Nur der Umstand, dass er seit kurzem mit einer schnellen Leitung vom oberschwäbischen Hasenweiler aus ans World Wide Web angeschlossen ist, hat ihn davon abgehalten. Doch noch immer ist er sauer auf die Politik und die großen Internet-Anbieter:
"Den Eindruck erweckt es schon, dass das Interesse bei den Anbietern bis dato beziehungsweise in der großen Politik nicht sehr groß war, dass man die Leute auf dem Land ausreichend berücksichtigt."
Es fehlt eine Netzplanung
Tatsächlich gibt es für die großen Provider keine gesetzliche Verpflichtung, auch das flache Land zu erschließen. Und Fördergelder alleine reichen nicht aus, um die Breitband-Infrastruktur auf dem flachen Land auszubauen. Keiner weiß das besser als Tiefbauunternehmer Hugo Müller aus Horgenzell-Hasenweiler. Denn er ist nicht nur Betroffener. Er bringt mit seinen Baggern auch jene Kabel in die Erde, die schnelleres Internet erst möglich machen.
"Du kannst halt nicht einfach irgendwo ein Rohr unter die Erde legen und sagen: Das wird schon funktionieren. Du brauchst ein Konzept. Und das hat die Politik komplett verschlafen, den Kommunen eine Hilfe zu geben. Ein Breitband-Ausbau ist wie eine Wasserleitung: Wenn ich keine Netzplanung habe, dann kann ich auch keine Breitbandversorgung bringen. Das ist der Punkt hier, dass man sagt: Wir brauchen Netze, Netze, Netze. Aber die Detailplanung: Wie versorge ich jedes Haus? Wie komme ich da rein? Die fehlt komplett."
In der Gemeinde Horgenzell mit den 81 Weilern und Dörfern gibt es immer noch zahlreiche weiße Flecken auf der Internet-Karte.

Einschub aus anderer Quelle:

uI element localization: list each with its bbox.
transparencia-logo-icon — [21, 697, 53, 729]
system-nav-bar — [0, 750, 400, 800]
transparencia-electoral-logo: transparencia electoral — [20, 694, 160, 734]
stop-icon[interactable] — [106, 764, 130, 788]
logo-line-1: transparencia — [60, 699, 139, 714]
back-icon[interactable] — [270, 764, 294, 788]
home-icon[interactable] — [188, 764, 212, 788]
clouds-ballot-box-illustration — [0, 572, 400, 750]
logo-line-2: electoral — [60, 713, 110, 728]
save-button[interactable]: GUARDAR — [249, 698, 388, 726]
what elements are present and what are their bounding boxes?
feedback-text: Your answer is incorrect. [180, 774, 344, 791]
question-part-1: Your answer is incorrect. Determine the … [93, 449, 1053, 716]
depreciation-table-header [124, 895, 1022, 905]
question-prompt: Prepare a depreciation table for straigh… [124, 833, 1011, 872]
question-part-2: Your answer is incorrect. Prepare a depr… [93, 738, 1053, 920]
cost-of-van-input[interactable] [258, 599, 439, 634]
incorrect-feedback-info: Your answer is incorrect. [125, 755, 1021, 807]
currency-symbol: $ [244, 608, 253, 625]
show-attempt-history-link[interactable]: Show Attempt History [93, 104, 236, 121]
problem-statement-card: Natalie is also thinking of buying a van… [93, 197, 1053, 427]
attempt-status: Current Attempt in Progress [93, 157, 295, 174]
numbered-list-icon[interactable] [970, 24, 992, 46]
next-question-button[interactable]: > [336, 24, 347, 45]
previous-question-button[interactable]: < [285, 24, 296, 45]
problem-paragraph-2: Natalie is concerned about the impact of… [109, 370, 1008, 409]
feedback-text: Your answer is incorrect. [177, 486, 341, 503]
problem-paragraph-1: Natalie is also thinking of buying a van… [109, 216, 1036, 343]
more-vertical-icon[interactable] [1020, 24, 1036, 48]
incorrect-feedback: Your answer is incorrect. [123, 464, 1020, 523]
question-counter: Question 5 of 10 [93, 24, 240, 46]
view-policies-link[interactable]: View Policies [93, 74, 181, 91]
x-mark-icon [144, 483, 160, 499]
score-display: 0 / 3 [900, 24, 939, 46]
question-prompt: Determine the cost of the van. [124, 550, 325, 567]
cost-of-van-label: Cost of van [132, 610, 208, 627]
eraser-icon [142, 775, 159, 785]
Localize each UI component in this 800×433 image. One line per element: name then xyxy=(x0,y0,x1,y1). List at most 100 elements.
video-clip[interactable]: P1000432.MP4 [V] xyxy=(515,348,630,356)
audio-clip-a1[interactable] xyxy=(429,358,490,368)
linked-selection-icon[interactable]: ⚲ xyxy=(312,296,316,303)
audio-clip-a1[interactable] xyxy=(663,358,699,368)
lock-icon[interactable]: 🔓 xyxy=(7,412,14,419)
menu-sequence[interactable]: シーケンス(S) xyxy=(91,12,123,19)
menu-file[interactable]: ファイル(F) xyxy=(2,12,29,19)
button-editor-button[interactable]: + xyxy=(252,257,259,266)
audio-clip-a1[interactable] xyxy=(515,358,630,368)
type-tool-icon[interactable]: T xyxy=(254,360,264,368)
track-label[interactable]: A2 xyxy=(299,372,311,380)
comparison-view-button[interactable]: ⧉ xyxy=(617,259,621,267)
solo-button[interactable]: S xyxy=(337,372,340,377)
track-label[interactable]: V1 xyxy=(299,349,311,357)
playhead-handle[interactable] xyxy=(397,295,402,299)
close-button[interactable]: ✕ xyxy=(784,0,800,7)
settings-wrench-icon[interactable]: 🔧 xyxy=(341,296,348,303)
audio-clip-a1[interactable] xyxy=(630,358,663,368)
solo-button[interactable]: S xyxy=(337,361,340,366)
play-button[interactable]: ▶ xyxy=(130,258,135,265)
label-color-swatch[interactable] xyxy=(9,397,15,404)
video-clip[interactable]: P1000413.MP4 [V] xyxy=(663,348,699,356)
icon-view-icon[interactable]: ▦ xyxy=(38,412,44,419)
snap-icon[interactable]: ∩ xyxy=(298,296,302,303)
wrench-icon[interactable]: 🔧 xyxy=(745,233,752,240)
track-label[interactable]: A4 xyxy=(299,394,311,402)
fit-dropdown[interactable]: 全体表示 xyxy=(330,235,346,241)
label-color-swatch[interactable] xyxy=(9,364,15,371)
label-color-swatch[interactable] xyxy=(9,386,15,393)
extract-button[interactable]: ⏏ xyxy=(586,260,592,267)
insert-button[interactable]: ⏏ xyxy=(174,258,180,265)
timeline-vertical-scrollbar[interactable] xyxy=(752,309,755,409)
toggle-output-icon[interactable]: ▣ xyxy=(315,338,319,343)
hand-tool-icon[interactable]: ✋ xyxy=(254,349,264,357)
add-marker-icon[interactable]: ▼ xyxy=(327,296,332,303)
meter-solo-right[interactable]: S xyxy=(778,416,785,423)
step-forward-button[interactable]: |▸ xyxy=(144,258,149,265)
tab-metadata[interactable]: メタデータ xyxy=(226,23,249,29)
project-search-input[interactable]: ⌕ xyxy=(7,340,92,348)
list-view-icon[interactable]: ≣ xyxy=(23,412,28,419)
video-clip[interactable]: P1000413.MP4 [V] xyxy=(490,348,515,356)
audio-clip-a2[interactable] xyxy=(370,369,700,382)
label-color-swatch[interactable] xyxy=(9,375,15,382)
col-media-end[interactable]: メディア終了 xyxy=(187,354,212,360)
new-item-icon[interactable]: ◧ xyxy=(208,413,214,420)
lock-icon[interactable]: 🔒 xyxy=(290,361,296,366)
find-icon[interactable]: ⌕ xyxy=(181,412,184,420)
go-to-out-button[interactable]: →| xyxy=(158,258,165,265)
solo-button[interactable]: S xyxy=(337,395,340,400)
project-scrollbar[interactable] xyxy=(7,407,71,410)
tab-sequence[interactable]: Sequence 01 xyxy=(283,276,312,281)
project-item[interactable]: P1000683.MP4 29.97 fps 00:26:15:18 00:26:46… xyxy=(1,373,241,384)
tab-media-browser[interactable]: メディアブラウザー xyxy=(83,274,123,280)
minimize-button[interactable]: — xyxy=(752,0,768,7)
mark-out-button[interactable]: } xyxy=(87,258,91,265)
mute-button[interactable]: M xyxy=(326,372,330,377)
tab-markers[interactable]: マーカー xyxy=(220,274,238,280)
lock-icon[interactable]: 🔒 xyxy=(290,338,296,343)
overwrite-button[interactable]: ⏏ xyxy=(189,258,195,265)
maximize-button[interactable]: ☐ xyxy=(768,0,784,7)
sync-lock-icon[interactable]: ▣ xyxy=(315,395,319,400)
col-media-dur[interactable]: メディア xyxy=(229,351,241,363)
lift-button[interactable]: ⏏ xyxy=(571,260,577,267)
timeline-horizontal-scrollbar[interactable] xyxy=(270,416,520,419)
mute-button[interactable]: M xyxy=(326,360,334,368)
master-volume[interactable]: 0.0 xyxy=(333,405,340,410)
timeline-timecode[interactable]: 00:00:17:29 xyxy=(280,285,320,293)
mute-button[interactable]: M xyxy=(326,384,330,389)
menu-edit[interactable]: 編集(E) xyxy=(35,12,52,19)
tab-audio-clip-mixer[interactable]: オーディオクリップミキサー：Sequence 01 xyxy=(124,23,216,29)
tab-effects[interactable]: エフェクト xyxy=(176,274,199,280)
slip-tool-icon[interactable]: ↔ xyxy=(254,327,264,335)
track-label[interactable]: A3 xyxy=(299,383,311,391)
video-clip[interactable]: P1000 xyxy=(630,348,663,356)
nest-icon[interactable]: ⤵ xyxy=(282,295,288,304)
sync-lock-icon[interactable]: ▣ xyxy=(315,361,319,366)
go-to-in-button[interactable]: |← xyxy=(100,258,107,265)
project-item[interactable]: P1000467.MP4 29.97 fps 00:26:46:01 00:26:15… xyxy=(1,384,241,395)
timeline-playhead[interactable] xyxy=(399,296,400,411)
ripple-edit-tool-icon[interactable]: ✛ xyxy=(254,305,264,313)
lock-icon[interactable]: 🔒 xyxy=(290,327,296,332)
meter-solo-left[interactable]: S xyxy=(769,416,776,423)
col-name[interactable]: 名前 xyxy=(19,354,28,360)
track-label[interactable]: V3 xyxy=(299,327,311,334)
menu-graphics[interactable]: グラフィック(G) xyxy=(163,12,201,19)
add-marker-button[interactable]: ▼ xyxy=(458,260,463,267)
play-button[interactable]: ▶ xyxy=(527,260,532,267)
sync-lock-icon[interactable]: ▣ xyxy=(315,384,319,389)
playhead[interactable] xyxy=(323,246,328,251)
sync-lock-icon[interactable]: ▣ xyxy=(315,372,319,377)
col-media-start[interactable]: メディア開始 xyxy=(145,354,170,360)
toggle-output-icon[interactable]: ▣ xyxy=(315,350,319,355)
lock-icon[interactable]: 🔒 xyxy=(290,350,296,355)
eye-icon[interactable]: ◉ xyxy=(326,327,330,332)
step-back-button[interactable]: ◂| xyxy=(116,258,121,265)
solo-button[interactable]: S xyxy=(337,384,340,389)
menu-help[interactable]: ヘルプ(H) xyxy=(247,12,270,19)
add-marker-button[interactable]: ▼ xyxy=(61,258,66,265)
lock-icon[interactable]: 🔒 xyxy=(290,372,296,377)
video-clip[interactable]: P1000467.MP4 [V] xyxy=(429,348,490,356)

Noch fehlen die einzelnen Zuleitungen vom Hauptort Horgenzell. Das aber soll sich dank der selbstfinanzierten Backbone-Leitung zum nächsten Internet-Knotenpunkt bald ändern, hofft Bürgermeister Volker Restle:
"Die ersten Anschlüsse hatten wir Beginn des Jahres. Jetzt geht es weiter. Und ich hoffe, dass wir im Sommer dann auch entsprechend durch sind und alle, die jetzt schnelles Internet wollen, anschließen können bis zum Ende des Jahres."